Press Release

Consumers’ Expectations Across Several Household Finance Measures Improve in November

December 11, 2017

NEW YORK—The New York Fed's Center for Microeconomic Data today released the  November 2017 Survey of Consumer Expectations which shows an increase in wage growth expectations and a decline in unemployment expectations. Households' expectations about both income and spending growth improved considerably. Expectations of year-ahead growth in government debt increased sharply.

The main findings from the November 2017 Survey are:


  • Median inflation expectations were unchanged at both the three-year (at 2.8%), and the one-year (at 2.6%) horizons.
  • Median inflation uncertainty—or the uncertainty expressed by respondents regarding future inflation outcomes—declined to series' lows at both horizons.
  • Median home price change expectations increased from 3.0% in October to 3.3% in November, exceeding its trailing 12-month average of 3.2%. Home price change uncertainty remained flat.
  • The median one-year ahead expected gasoline price change increased from 3.8% in October to 4.3% in November. Expectations for a change in the cost of college education increased from 6.6% to 8.0%, respectively.

Labor Market

  • Median one-year ahead earnings growth expectations rebounded from 2.1% in October to 2.6% in November, back to its level from July of this year. The increase was driven by respondents with less than a college education.   
  • Mean unemployment expectations—or the mean probability that the U.S. unemployment rate will be higher one year from now—retreated from 36.0% in October to 33.7% in November.
  • Both the mean perceived probability of losing one's job in the next 12 months and the mean probability of leaving one's job voluntarily in the next 12 months declined, from 15.3% to 13.5%, and 23.1% to 21.5%, respectively. The decline in the likelihood of job loss was broad-based across education and income groups, while the decrease in the likelihood of a voluntary departure was driven by those with incomes above $50,000.   
  • The mean perceived probability of finding a job (if one's current job was lost) increased from 57.7% to 60.1%, remaining well above its trailing 12-month average of 57.1%.

Household Finance

  • Median expected household income growth increased from 2.6% in October to 3.0% in November, its second consecutive rise after its sharp drop this September and a new series' high. The increase was broad-based across age, income and education groups.
  • Median household spending growth expectations improved from 2.8% in October to 3.6% in November, reaching a level well above the trailing 12-month average of 3.1%. The increase was broad-based across education and income groups.
  • The perceived change in credit availability compared to a year ago improved slightly in November, while expectations for year-ahead credit availability became slightly more polarized.
  • The average perceived probability of missing a minimum debt payment over the next three months decreased from 12.8 % in October to 12.5% in November.
  • The median expectation regarding year-ahead change in taxes (at current income level) remained flat at 2.3%.
  • The mean perceived probability that the average interest rate on saving accounts will be higher 12 months from now than it is today rose from 32.9% in October to 34% in November.
  • One-year-ahead expectations of the household's financial situation improved somewhat, with 42.2% of respondents expecting to be better off financially, compared to 40.9% in October and 37.7% a year ago.
  • The mean perceived probability that U.S. stock prices will be higher 12 months from now than they are today declined from 42.9% in October to 42.6% in November, slightly below its trailing 12-month average of 43.4%.
  • Median year-ahead expected growth in government debt increased sharply from 5.9% in October to 7.8% in November, a level not seen since November 2015.  

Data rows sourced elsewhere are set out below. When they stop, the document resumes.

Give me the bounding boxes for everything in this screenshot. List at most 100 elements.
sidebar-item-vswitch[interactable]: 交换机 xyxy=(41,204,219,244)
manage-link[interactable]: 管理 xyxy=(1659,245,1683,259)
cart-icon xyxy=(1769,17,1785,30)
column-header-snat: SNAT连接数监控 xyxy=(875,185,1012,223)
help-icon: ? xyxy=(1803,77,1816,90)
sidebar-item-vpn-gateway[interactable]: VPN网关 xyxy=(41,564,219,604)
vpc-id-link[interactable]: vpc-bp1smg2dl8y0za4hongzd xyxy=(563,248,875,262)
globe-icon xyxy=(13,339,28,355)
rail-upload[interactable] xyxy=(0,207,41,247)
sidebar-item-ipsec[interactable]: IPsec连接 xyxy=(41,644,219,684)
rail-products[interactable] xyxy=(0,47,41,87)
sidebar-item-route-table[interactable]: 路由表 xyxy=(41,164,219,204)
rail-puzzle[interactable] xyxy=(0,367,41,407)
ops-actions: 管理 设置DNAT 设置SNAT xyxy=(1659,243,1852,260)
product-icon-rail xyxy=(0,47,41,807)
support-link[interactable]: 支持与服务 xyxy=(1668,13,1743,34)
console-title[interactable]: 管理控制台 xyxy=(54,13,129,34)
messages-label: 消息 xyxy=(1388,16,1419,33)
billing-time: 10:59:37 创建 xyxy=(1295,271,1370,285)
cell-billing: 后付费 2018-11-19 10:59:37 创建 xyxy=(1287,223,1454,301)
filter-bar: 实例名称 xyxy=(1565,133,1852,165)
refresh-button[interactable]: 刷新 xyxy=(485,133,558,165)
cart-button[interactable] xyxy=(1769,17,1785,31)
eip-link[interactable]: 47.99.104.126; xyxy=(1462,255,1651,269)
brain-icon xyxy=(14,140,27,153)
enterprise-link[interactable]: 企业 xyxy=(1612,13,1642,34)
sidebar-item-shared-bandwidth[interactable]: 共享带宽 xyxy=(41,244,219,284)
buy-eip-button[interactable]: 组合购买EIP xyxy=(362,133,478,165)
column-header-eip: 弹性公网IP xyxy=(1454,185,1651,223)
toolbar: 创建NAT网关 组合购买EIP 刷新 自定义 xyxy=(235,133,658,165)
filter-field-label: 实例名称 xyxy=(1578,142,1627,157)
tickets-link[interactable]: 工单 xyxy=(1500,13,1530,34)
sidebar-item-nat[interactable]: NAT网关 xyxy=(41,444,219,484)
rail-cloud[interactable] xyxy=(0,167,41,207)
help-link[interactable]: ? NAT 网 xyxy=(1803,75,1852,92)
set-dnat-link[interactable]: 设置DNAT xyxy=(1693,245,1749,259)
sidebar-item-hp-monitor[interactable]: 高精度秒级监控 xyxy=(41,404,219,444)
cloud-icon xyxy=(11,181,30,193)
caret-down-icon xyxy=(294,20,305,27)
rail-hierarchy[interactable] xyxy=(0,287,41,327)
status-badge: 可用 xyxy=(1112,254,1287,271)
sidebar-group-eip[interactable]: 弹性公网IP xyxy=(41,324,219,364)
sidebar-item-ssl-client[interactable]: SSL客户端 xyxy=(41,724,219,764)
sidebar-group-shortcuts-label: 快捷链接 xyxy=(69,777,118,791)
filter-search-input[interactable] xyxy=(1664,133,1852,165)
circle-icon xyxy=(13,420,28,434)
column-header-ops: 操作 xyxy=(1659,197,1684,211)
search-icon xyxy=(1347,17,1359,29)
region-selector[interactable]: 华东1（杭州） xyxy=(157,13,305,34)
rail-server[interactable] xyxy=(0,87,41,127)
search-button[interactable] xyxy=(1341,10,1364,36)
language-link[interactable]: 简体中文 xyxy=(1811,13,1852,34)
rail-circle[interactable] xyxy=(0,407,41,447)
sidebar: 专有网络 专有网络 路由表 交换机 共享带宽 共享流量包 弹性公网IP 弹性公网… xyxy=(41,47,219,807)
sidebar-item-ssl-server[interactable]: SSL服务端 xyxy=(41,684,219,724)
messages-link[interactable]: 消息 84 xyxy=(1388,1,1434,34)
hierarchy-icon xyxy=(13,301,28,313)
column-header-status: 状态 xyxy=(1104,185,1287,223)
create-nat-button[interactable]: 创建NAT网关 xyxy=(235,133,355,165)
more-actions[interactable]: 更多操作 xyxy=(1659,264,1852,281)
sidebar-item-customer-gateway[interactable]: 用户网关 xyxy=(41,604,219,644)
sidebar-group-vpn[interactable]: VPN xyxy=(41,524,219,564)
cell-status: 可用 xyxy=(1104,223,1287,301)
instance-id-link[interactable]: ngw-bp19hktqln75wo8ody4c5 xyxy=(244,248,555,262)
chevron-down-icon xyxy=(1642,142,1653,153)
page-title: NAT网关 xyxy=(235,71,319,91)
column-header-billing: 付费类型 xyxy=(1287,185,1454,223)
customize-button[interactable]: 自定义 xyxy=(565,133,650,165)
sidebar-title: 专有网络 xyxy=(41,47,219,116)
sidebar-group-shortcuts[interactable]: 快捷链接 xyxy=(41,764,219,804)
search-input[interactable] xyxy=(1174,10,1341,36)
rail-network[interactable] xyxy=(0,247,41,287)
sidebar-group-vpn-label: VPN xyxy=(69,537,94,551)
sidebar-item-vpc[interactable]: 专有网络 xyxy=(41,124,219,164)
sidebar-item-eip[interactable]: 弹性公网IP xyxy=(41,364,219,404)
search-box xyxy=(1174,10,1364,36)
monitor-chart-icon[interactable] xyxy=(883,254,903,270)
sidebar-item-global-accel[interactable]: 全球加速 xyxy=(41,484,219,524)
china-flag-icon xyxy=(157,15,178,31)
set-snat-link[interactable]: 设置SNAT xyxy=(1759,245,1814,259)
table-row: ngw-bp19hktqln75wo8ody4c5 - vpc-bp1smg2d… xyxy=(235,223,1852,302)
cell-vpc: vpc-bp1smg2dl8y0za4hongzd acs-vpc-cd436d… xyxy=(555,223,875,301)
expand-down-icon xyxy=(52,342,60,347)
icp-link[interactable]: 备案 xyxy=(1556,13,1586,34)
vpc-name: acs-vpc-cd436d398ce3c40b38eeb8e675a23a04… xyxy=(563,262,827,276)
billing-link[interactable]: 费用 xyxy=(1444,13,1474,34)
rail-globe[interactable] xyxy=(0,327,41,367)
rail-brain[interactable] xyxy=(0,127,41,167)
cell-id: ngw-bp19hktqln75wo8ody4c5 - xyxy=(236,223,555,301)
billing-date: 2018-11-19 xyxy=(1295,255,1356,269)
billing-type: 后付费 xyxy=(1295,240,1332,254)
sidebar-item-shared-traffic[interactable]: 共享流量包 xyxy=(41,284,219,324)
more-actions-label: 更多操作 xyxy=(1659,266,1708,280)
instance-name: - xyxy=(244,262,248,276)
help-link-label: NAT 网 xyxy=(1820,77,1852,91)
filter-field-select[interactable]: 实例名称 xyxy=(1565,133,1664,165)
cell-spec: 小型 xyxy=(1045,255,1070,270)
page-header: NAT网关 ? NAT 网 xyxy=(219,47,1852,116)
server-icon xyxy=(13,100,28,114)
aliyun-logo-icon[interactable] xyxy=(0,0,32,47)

About the Survey of Consumer Expectations

The SCE contains information about how consumers expect overall inflation and prices for food, gas, housing and education to behave. It also provides insight into Americans' views about job prospects and earnings growth and their expectations about future spending and access to credit. The SCE also provides measures of uncertainty in expectations for the main outcomes of interest. Expectations are also available by age, geography, income, education and numeracy.

The SCE is a nationally representative, internet-based survey of a rotating panel of approximately 1,300 household heads. Respondents participate in the panel for up to twelve months, with a roughly equal number rotating in and out of the panel each month. Unlike comparable surveys based on repeated cross-sections with a different set of respondents in each wave, our panel allows us to observe the changes in expectations and behavior of the same individuals over time.

The survey is conducted on our behalf by The Demand Institute, a non-profit organization jointly operated by The Conference Board and Nielsen. The sampling frame for the SCE is based on that used for The Conference Board's Consumer Confidence Survey (CCS). Respondents to the CCS, itself based on a representative national sample drawn from mailing addresses, are invited to join the SCE internet panel.